Photovoltaics for cars: the best solution from the natural source to the wheels


There are important differences between the use of solar energy and all other modes of powering the cars. Solar photovoltaics is the only case in which the primary energy can be used on the car, coming directly from nature, in a sort of “short supply chain”. In all other cases, an “energy vector” is used: the primary energy is “incorporated” into a “vector” (fossil fuel, bio-fuel, electricity, hydrogen …), transported, distributed, sold and taxed.

It is a relevant difference: in fact, energy transmission always involves energy consumption and, in many cases, CO2 emissions, energy costs and emissions that would instead be avoided by using direct primary energy on the vehicle, through photovoltaics.

photovoltaics 1
The power of cars with photovoltaics creates a “short supply chain”

What contribution can photovoltaics make on a car?

Let’s now try to evaluate the savings that can be achieved by integrating the photovoltaic system into a vehicle. The skepticism that has accompanied the use of solar energy in the automotive field for a long time is due to the fact that the power of a solar panel that can be housed in a car with a normal size, of 300 W, is much lower than the power of a medium-sized car, of the order of 50-60 kW. But this observation is as elementary as it is misleading: it would be correct to think so if both systems always operate at maximum power. In the case of a car, this happens almost only when you run at Le Mans “24 hours”.

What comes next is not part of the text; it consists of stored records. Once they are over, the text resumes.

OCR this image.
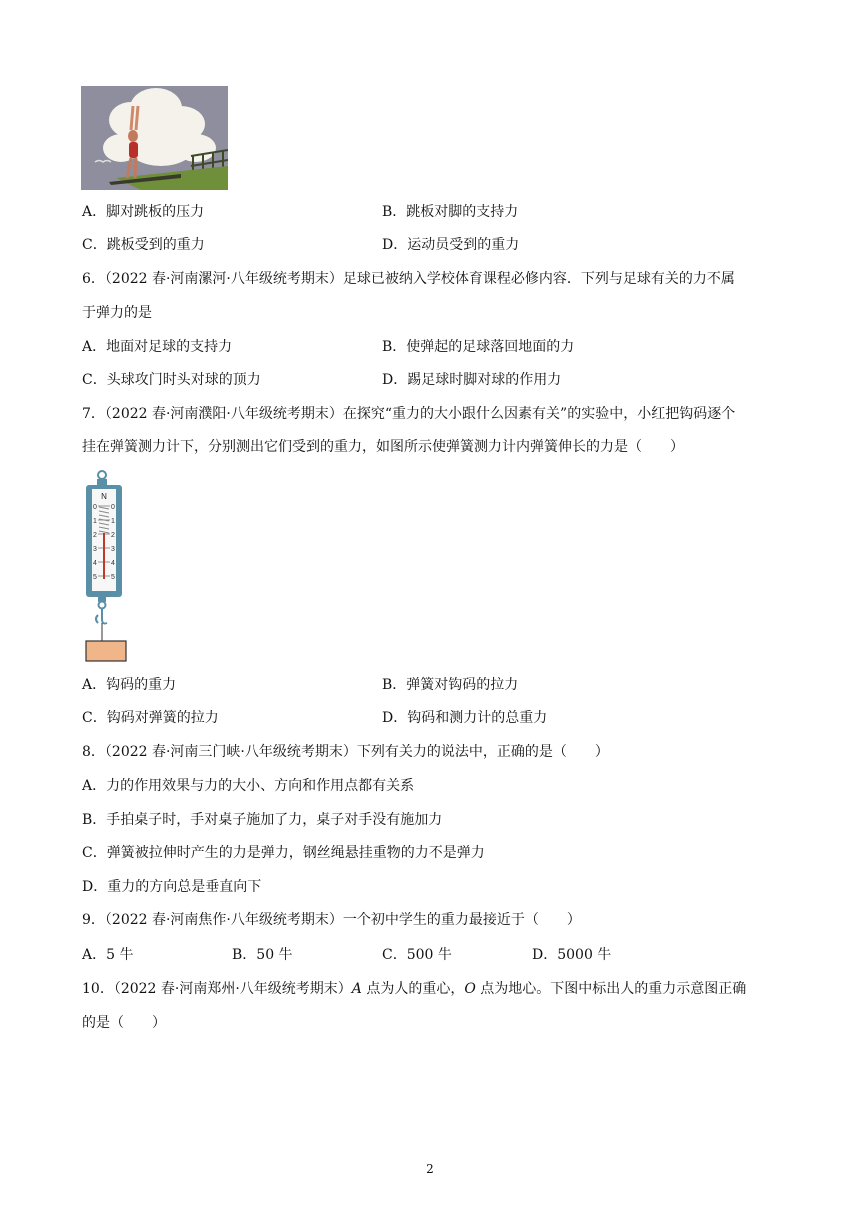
A．脚对跳板的压力	B．跳板对脚的支持力
C．跳板受到的重力	D．运动员受到的重力
6．（2022 春·河南漯河·八年级统考期末）足球已被纳入学校体育课程必修内容．下列与足球有关的力不属
于弹力的是
A．地面对足球的支持力	B．使弹起的足球落回地面的力
C．头球攻门时头对球的顶力	D．踢足球时脚对球的作用力
7．（2022 春·河南濮阳·八年级统考期末）在探究“重力的大小跟什么因素有关”的实验中，小红把钩码逐个
挂在弹簧测力计下，分别测出它们受到的重力，如图所示使弹簧测力计内弹簧伸长的力是（　　）
N
0
1
2
3
4
5
0
1
2
3
4
5
A．钩码的重力	B．弹簧对钩码的拉力
C．钩码对弹簧的拉力	D．钩码和测力计的总重力
8．（2022 春·河南三门峡·八年级统考期末）下列有关力的说法中，正确的是（　　）
A．力的作用效果与力的大小、方向和作用点都有关系
B．手拍桌子时，手对桌子施加了力，桌子对手没有施加力
C．弹簧被拉伸时产生的力是弹力，钢丝绳悬挂重物的力不是弹力
D．重力的方向总是垂直向下
9．（2022 春·河南焦作·八年级统考期末）一个初中学生的重力最接近于（　　）
A．5 牛	B．50 牛	C．500 牛	D．5000 牛
10．（2022 春·河南郑州·八年级统考期末）A 点为人的重心，O 点为地心。下图中标出人的重力示意图正确
的是（　　）
2
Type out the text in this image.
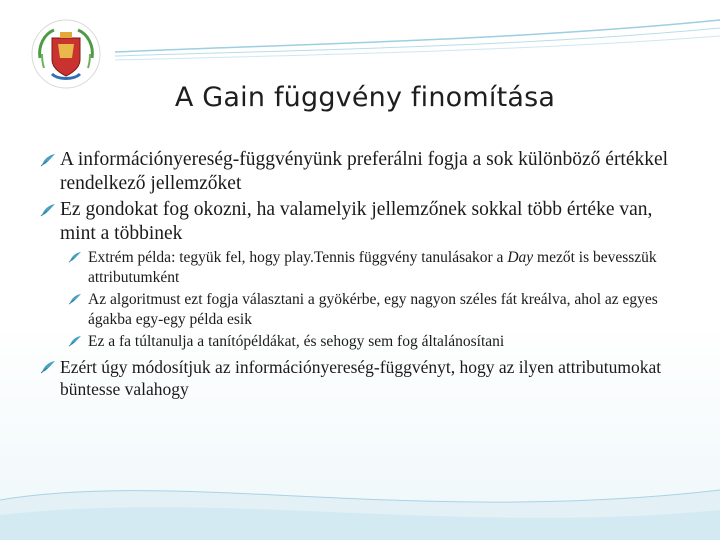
A Gain függvény finomítása
A információnyereség-függvényünk preferálni fogja a sok különböző értékkel rendelkező jellemzőket
Ez gondokat fog okozni, ha valamelyik jellemzőnek sokkal több értéke van, mint a többinek
Extrém példa: tegyük fel, hogy play.Tennis függvény tanulásakor a Day mezőt is bevesszük attributumként
Az algoritmust ezt fogja választani a gyökérbe, egy nagyon széles fát kreálva, ahol az egyes ágakba egy-egy példa esik
Ez a fa túltanulja a tanítópéldákat, és sehogy sem fog általánosítani
Ezért úgy módosítjuk az információnyereség-függvényt, hogy az ilyen attributumokat büntesse valahogy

In reality, most of the motorists (about 50%) use the car mainly in the city, for no more than an hour a day and almost always with only the driver on board. In these conditions, the “average” power required in an urban environment is of the order of 8 kW, considering the partial recovery of the power needed to brake. If the car is used one hour a day, the daily energy required for traction is therefore equal to 8 kWh.

Now let’s go back to the solar panel: not even this, of course, always works at maximum power, at least because at night the sun goes away. However, if we consider a panel exposed in a sunny place, the energy obtainable is roughly equal to that obtainable in about ten hours per day operating at a power of 2/3 of the maximum power: in the case of a panel with a maximum power of 300 W , we can estimate the daily energy obtainable on an average day by multiplying the average power (200 W) for 10 hours, obtaining a daily energy of 2 kWh. The photovoltaic panel can therefore provide about 25% of the approximately 8 kWh per day required for traction, in a typical urban use, a value well over 0.5% that an apparently common sense but superficial analysis, based only on the maximum power , he would have attributed to him.

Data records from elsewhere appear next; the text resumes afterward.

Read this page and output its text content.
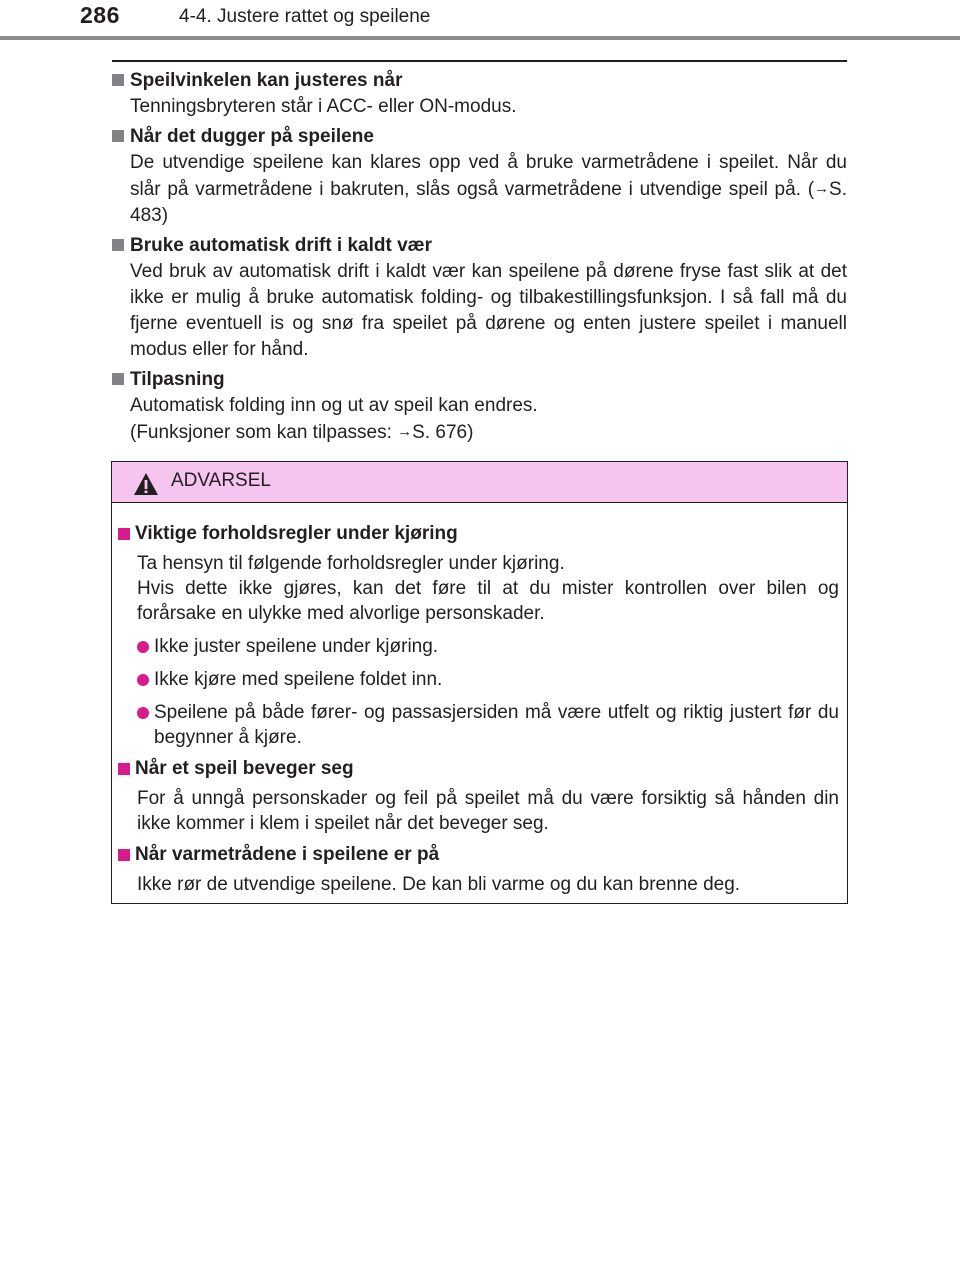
286	4-4. Justere rattet og speilene
Speilvinkelen kan justeres når
Tenningsbryteren står i ACC- eller ON-modus.
Når det dugger på speilene
De utvendige speilene kan klares opp ved å bruke varmetrådene i speilet. Når du slår på varmetrådene i bakruten, slås også varmetrådene i utvendige speil på. (→S. 483)
Bruke automatisk drift i kaldt vær
Ved bruk av automatisk drift i kaldt vær kan speilene på dørene fryse fast slik at det ikke er mulig å bruke automatisk folding- og tilbakestillingsfunksjon. I så fall må du fjerne eventuell is og snø fra speilet på dørene og enten justere speilet i manuell modus eller for hånd.
Tilpasning
Automatisk folding inn og ut av speil kan endres.
(Funksjoner som kan tilpasses: →S. 676)
ADVARSEL
Viktige forholdsregler under kjøring
Ta hensyn til følgende forholdsregler under kjøring.
Hvis dette ikke gjøres, kan det føre til at du mister kontrollen over bilen og forårsake en ulykke med alvorlige personskader.
Ikke juster speilene under kjøring.
Ikke kjøre med speilene foldet inn.
Speilene på både fører- og passasjersiden må være utfelt og riktig justert før du begynner å kjøre.
Når et speil beveger seg
For å unngå personskader og feil på speilet må du være forsiktig så hånden din ikke kommer i klem i speilet når det beveger seg.
Når varmetrådene i speilene er på
Ikke rør de utvendige speilene. De kan bli varme og du kan brenne deg.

The Flexible photovoltaic used in the LIFE-SAVE project is developed by Solbian.

A more precise evalutation of the potential contubution achievable by PV panels located on a car (in almost horizontal position) is given bt the following graphs. The values of mean and maximum daily net energy are computed for different cities at various latitudes by using the database PVWatts, developed by the NREL (National Renewable Energy Laboratory) of US
The data are obtained starting from the TMY (Typical Metereological Year), that takes into accout the mean real expected weather.
Fotovoltaic contribution 2Fotovoltaic contribution 1


It can be seen that, for a 2 sqm panel surface (compatible with our prototype and with most of cars) the maximum daily contribution can be over 3000 Wh/day in some locations, while mean contribution (considering also winter time) range from 1.000 to 2.000 Wh/day.


photovoltaic max1
photovoltaic mean1
The use of PV panels on lateral sides also results in a significant increase of energy harvesting. Average yearly daily contributions range from 2000 and 3000 Wh for most world locations, with maximum values exceeding 5000 Wh/day in some locations. These results have been obtained considering 2 m^2 of panels in horizontal position and 2 m^2 on vertical position, on car lateral sides.

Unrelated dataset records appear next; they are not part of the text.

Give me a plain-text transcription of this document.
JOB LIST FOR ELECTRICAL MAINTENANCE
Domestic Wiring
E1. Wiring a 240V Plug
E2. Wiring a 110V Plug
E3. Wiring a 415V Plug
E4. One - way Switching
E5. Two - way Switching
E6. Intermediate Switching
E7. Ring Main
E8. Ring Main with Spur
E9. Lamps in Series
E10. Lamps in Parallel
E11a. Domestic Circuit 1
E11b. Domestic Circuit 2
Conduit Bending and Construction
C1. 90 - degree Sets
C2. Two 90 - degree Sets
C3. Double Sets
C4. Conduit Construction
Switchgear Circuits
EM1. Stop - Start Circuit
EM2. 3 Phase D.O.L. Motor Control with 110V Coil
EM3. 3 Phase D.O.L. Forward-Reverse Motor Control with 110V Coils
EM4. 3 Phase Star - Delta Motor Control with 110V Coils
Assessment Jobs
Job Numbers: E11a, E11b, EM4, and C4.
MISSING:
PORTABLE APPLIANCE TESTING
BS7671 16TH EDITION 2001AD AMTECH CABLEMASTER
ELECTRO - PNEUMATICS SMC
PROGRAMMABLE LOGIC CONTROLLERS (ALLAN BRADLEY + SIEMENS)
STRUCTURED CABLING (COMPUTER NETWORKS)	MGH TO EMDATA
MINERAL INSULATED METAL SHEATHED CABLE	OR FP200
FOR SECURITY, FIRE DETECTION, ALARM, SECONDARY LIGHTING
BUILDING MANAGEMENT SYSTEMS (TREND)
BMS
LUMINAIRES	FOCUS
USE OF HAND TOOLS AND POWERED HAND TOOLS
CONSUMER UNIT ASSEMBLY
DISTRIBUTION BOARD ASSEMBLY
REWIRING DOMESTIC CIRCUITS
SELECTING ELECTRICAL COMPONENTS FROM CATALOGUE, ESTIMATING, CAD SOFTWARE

It is worth mentioning that the solar contribution presented above can be achieved if the PV panels are not shadowed. Shadowing (due to trees, tunnels, buildings and other obstacles) is more likely to occur during driving phases, while it can be avoided or minimized during parking with a proper choice of the parking slot. For most of cars used in typical urban commuting, that usually spend most of time when parked, the estimation presented above can be considered a reasonable approximation.